What Is a Tender
A tender is a formal invitation by a public-sector buyer for suppliers to submit competitive bids for goods or services. In Canada, tender is used broadly to cover RFPs, RFQs, RFSOs, and RFSAs published on government procurement portals.
Definition
A tender is a formal, published invitation from a buyer asking qualified suppliers to submit competitive bids to provide goods or services. In everyday Canadian procurement language, tender is an umbrella term that covers several specific solicitation types, including the Request for Proposal, the Request for Quotation, the Request for Standing Offer, and the Request for Supply Arrangement. The word is also used for the supplier's submission itself, as in submitting a tender. The defining features of a tender are that it is competitive, that it is published to multiple potential suppliers, and that award follows published evaluation rules.
How it works in Canadian procurement
Federal tenders subject to trade agreements are published on CanadaBuys, the Government of Canada electronic tendering service. Provincial, municipal, and broader-public-sector tenders are spread across platforms such as MERX, Biddingo, Bids and Tenders, and individual buyer portals. A tender notice sets out the requirement, the mandatory qualifications, the evaluation criteria, the submission method, and the closing date. Suppliers prepare and submit a bid before the deadline; late bids are normally rejected automatically. The buyer evaluates compliant bids against the published criteria and awards accordingly, then often posts an award notice. Trade agreements such as the Canadian Free Trade Agreement and CETA require open, transparent tendering above defined value thresholds, which is why most significant government requirements are tendered rather than sole-sourced.
Common confusions
Tender, bid, and RFP are often used interchangeably, but they are not identical. A tender is the buyer's invitation; a bid is the supplier's response; an RFP is one specific kind of tender. A second confusion is assuming every government purchase is tendered. Low-dollar purchases, standing-offer call-ups, and qualifying sole-source contracts can proceed without a public tender. Finally, a tender that closes without an award is not necessarily cancelled: it may simply mean no submission met the mandatory requirements.

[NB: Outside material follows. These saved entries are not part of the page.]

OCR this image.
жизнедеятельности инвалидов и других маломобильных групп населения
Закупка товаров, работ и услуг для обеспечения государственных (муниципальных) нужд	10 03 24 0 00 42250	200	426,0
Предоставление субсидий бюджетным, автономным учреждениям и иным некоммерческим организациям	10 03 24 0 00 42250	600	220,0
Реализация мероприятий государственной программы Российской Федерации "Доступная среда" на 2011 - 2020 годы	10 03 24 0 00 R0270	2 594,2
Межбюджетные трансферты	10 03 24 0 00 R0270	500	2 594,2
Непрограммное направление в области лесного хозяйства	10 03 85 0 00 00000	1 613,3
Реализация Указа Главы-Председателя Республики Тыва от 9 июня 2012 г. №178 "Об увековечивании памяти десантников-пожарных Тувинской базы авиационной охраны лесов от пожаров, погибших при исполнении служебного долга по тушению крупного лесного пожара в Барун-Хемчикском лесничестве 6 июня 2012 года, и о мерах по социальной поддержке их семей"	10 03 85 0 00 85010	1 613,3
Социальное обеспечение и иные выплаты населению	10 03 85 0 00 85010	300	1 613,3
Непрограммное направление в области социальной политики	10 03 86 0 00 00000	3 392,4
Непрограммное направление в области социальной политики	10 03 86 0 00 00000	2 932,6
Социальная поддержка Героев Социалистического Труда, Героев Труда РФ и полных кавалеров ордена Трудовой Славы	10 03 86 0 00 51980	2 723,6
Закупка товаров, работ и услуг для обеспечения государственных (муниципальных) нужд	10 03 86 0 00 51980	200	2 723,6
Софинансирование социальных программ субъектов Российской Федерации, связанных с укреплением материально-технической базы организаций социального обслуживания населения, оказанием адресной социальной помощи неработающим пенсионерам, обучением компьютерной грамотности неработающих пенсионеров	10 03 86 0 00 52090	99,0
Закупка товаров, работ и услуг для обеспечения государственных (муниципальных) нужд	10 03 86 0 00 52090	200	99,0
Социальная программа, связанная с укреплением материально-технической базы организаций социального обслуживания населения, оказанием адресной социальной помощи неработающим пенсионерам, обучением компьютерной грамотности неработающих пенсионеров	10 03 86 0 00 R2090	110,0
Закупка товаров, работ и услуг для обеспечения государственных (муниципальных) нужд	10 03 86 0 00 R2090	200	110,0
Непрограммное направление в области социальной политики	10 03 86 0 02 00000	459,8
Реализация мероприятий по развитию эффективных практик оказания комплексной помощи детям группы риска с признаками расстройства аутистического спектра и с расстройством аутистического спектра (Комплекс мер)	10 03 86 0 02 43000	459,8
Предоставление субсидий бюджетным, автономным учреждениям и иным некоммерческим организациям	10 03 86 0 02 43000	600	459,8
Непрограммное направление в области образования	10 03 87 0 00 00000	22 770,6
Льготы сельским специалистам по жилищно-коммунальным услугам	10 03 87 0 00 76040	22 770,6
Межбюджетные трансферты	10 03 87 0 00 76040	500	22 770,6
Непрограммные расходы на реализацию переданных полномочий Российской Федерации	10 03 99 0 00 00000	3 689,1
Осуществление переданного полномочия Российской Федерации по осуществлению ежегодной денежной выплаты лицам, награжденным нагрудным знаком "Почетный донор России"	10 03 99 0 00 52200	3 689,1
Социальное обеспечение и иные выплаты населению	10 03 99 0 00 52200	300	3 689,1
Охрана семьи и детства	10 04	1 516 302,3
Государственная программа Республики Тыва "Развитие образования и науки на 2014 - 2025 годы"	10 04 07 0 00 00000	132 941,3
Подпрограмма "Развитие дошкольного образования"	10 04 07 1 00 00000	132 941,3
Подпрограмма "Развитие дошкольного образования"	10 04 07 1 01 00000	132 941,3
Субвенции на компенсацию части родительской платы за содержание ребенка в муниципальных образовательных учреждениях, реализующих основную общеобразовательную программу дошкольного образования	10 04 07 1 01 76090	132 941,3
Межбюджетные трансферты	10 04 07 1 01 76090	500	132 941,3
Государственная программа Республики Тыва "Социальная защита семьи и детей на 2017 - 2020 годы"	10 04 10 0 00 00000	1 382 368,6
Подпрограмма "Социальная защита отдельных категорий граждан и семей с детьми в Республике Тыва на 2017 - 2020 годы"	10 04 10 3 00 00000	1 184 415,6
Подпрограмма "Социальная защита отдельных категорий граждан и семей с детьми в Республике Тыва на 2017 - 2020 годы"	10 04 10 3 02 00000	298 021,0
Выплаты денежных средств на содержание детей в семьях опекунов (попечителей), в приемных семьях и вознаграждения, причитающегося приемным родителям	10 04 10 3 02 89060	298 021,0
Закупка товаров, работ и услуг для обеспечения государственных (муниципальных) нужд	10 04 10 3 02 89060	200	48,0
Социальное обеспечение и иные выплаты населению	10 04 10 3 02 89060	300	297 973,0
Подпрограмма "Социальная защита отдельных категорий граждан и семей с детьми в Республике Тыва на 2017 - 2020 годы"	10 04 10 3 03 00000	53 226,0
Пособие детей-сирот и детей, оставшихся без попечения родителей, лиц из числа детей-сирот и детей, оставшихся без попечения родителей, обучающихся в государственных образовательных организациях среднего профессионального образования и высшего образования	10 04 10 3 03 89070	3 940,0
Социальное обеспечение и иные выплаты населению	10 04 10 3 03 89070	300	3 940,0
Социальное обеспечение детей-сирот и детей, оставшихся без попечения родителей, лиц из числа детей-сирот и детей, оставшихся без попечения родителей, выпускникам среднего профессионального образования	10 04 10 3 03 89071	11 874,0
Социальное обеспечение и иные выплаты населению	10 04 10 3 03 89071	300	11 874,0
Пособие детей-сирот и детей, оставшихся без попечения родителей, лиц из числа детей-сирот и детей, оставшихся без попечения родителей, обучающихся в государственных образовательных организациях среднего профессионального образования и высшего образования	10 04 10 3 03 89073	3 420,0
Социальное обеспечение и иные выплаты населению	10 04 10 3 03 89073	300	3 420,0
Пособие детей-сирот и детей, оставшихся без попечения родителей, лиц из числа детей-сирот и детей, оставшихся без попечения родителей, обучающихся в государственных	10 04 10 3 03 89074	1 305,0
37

Frequently asked questions
A tender is a formal published invitation for suppliers to submit competitive bids for goods or services, governed by published evaluation rules. It can also refer to the bid a supplier submits.
Federal tenders appear on CanadaBuys. Provincial, municipal, and broader-public-sector tenders are published on MERX, Biddingo, Bids and Tenders, and individual buyer portals.
An RFP is one type of tender. Tender is the broader umbrella term that also covers RFQs, RFSOs, and RFSAs.
Related terms
- Request for Proposal (RFP): A formal procurement notice used by Canadian government buyers to solicit competitive bids for goods or services of every kind, from professional services and construction to IT, facilities, and cleaning contracts.
- Request for Quotation (RFQ): A Canadian government procurement notice used to solicit competitive prices for a clearly defined, lower-complexity requirement.
- CanadaBuys: The Government of Canada's central electronic tendering service for federal goods and services procurement across all categories, from IT and consulting to construction, facilities, and cleaning.
- MERX: A commercial Canadian e-tendering platform, operated by Mediagrif, widely used by provincial governments, municipalities, school boards, and Crown corporations to post procurement notices across every industry.
- Standing Offer: A pre-arranged Canadian government procurement vehicle that lets buyers issue call-ups for goods or services on demand, at pre-negotiated rates, without re-running a full RFP each time.